May 17, 2018
What is the GDPR?
The EU General Data Protection Regulation (GDPR) is the new European data protection law that replaces the existing 1995 EU Data Protection Directive. It will come into effect on May 25th, 2018. It will be the main data protection law throughout all EU member states and applies to any organization outside the EU that offers goods/services to those within the EU.
HRSG will comply with GDPR when it become enforceable on May 25th, 2018. If you use our CompetencyCoreTM software, that involves us transmitting and storing some of your personal data. We are very aware and cognizant of our responsibilities of protecting your data and privacy.
If you’d like more information, please read our Privacy Notice in full. It describes our practices regarding the collection, use, and disclosure of the information we collect from and about you when you use CompetencyCore and its related tools and services. Here we will focus on a few key highlights:
How we use your information
How we use your information may depend on which Services you use, how you use them, and any preferences you have communicated to us. Use of your information is also determined by your administrator and your organization. Generally, this use is related to making employment decisions and evaluations through our Service features. We use the information we collect to provide services, support, safety and security, and more.
As part of the Services, the information collected about you may be shared with third parties. Depending on the Services you use, this may include sharing your information to other service users or to our service providers.
Storage and security
We take the security of your personal data very seriously and implement commercially reasonable safeguards designed to protect your information. We protect your data by employing industry standard scans and proactive tools and processes such has: Tenable Cloud Vulnerability scanning twice a week, Mod Security to protect against data leaks, Routine QA testing to look for security vulnerabilities, and more! Refer to the Privacy Notice in full for a complete list of data protection processes.
We keep the data you provide and collected by your use of the Services for as long as an active subscription exists or as required for the purposes for which it was initially collected. If your account is deactivated or disabled, some of your information and the content you have provided will remain to allow other users to make full use of the Services.

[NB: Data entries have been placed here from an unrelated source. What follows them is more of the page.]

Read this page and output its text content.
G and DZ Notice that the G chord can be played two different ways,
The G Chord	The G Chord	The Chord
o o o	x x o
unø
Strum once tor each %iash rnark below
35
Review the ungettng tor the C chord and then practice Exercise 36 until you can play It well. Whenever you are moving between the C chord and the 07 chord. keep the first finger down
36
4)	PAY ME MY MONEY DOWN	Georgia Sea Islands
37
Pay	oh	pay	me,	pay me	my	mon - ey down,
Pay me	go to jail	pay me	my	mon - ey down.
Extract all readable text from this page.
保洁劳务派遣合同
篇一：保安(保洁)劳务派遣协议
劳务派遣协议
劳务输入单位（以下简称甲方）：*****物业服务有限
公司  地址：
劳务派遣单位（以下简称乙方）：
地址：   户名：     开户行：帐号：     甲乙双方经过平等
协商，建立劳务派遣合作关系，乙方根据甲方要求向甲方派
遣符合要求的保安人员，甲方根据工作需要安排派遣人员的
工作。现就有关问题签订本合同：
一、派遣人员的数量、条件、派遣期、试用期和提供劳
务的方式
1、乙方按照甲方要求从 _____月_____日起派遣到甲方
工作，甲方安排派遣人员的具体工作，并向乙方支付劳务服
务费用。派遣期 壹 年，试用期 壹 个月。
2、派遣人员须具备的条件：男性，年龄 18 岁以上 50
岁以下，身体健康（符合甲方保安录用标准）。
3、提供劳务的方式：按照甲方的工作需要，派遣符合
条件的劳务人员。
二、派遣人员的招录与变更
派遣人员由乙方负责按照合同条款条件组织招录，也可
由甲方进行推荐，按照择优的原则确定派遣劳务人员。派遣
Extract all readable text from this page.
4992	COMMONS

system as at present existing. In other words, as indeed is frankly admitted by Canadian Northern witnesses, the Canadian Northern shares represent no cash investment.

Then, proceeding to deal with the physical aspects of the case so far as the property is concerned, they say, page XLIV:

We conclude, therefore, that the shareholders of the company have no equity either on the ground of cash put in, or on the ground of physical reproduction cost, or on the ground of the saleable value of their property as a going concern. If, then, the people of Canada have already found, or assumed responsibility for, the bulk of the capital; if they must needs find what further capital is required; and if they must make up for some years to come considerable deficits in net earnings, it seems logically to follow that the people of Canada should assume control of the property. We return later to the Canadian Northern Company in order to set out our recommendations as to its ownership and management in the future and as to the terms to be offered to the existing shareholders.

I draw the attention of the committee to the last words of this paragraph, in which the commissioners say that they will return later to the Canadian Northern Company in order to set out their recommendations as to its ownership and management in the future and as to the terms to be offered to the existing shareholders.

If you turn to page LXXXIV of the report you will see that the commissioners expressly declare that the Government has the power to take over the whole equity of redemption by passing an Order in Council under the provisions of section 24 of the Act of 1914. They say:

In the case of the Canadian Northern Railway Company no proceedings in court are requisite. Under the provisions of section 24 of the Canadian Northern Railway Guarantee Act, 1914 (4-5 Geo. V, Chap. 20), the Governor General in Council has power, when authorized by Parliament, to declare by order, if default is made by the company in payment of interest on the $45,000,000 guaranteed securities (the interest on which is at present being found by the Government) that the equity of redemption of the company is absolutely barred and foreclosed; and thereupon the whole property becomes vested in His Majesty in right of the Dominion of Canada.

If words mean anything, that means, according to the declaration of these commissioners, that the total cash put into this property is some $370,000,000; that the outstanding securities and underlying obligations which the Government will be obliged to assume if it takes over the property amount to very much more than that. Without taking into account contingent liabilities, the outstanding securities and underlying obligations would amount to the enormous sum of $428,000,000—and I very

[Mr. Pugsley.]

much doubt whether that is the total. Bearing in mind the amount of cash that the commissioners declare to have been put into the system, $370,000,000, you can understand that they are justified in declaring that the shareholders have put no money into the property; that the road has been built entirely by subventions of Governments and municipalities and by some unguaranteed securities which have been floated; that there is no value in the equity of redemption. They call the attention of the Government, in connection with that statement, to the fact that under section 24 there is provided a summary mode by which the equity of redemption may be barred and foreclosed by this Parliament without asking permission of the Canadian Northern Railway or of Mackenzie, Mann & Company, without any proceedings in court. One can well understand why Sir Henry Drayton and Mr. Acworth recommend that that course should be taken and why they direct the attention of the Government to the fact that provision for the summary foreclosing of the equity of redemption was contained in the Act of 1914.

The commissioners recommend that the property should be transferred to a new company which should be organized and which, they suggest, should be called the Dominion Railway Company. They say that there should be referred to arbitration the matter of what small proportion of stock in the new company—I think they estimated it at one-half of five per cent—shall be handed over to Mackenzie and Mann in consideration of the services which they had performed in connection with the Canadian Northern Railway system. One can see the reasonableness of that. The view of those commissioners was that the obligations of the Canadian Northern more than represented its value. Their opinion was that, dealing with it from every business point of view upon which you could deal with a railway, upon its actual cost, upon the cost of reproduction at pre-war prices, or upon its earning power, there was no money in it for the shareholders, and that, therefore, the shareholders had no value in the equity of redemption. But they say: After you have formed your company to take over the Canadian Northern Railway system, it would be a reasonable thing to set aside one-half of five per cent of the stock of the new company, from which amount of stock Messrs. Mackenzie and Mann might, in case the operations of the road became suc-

Personal information and Your Rights
You have the right to request a copy of your information, to object to our use of your information, to request the deletion or restriction of your information, or to request your information in a structured, electronic format. Your requests may be limited in certain cases. For example, where fulfilling your request would reveal information about another person and have an adverse effect on his/her rights. Here are some of the rights outlined in our Privacy Notice: Right to Access and Update, Data Portability, Right to Object, and more! Refer to the Privacy Notice in full for a complete list of your rights obtaining to your personal information
Note to end users
Where the Services are made available to you through an organization (e.g. your employer) (our “Client”), that organization is the administrator of the Services and is responsible for the accounts and/or Service sites over which it has control. Please direct your data privacy questions and requests to your administrator, as your use of the Services is subject to that organization's policies. We are not responsible for the privacy or security practices of an administrator's organization, which may be different from this policy.